Tax-funded lobbying is big business in Austin, and two firms are currently engaged in a lawsuit over contracts with several Texas cities. Since the public is likely to be indirectly subsidizing this case, perhaps the least that will result is greater transparency between governmental bodies and the lobbyists they hire with tax dollars.

The Texas Tribune reports that a feud between HillCo Partners and Focused Advocacy, Austin-based lobby shops headed by former state legislators, has erupted into open war in the form of a lawsuit filed in the Travis County District Court.

Near the center of the controversy are lobby contracts with the cities of Burleson, Corpus Christi, Denton, Grand Prairie, Irving, and Sugar Land.

For a profession that generally shuns public scrutiny, veteran lobbyist, and former lawmaker, Babe Schwartz said such public disputes are unusual, particularly because lobbyists are “making excellent money for little work”.

Mr. Schwartz added that there may be some fallout from the litigation, specifically lobbyists and clients “may require more written contracts, they may be more specific, they may handle their responsibilities and financial matters” in a different way.

Taxpayers and open-government advocates could herald this result.

Particularly when many lobbyists are “getting paid handsomely” (a phrase used by Mr. Schwartz) to represent governmental entities, such as cities, counties, school districts, municipal utility districts (or MUDs), etc., yet there is little to show for their work. There’s typically not a written legislative agenda regarding specific legislation, and tax-funded lobbyists rarely testify before legislative committees.

Take Fred Hill, for example, he’s a former legislator that now represents governmental entities as a lobbyist. During the 2009 legislative session, Mr. Hill appears to have been paid by at least eight North Texas cities, yet never once testified at a public committee hearing.

So what was he doing?

Because so much lobbying is done in a seemingly secretive, near clandestine, manner, the public cannot determine if their money is being well spent. Further, it’s not always clear if the tax-funded lobbyist is protecting or hindering taxpayers’ interests, or if they are actually doing anything to earn their keep.

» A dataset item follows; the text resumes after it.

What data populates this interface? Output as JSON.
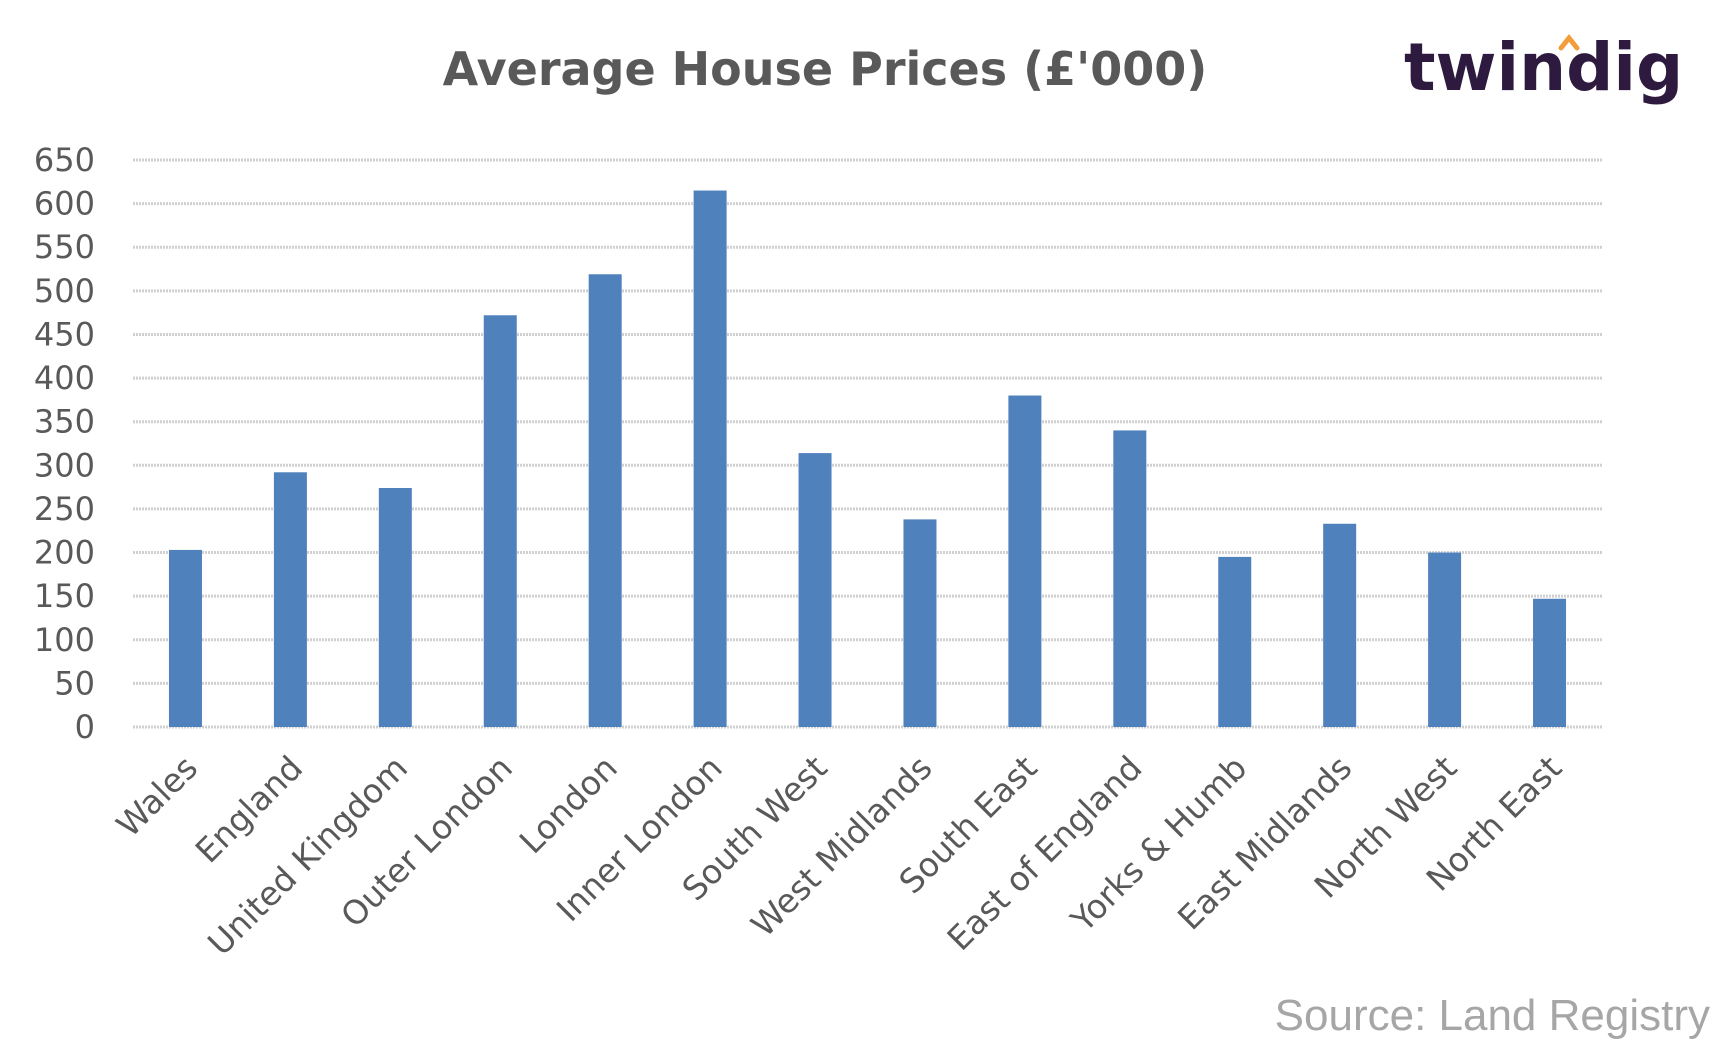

Now some governmental bodies do issue a public agenda, but then try to hide interactions with their lobbyists. Is this out of fear that the public might find out that the tax-funded lobbyist is not pushing the “public” agenda, and is perhaps pursuing an alternative course on the entity’s behalf?

An unnamed lobbyist didn’t attempt to dispell the fact that there is public concern, and admitted that their profession “isn’t looked on really favorably.” They then went on to add, “Any type of spotlight on our industry probably is not good.”

The spotlight of public scrutiny may not be good for lobby business, but that’s exactly why the public and taxpayers should demand it.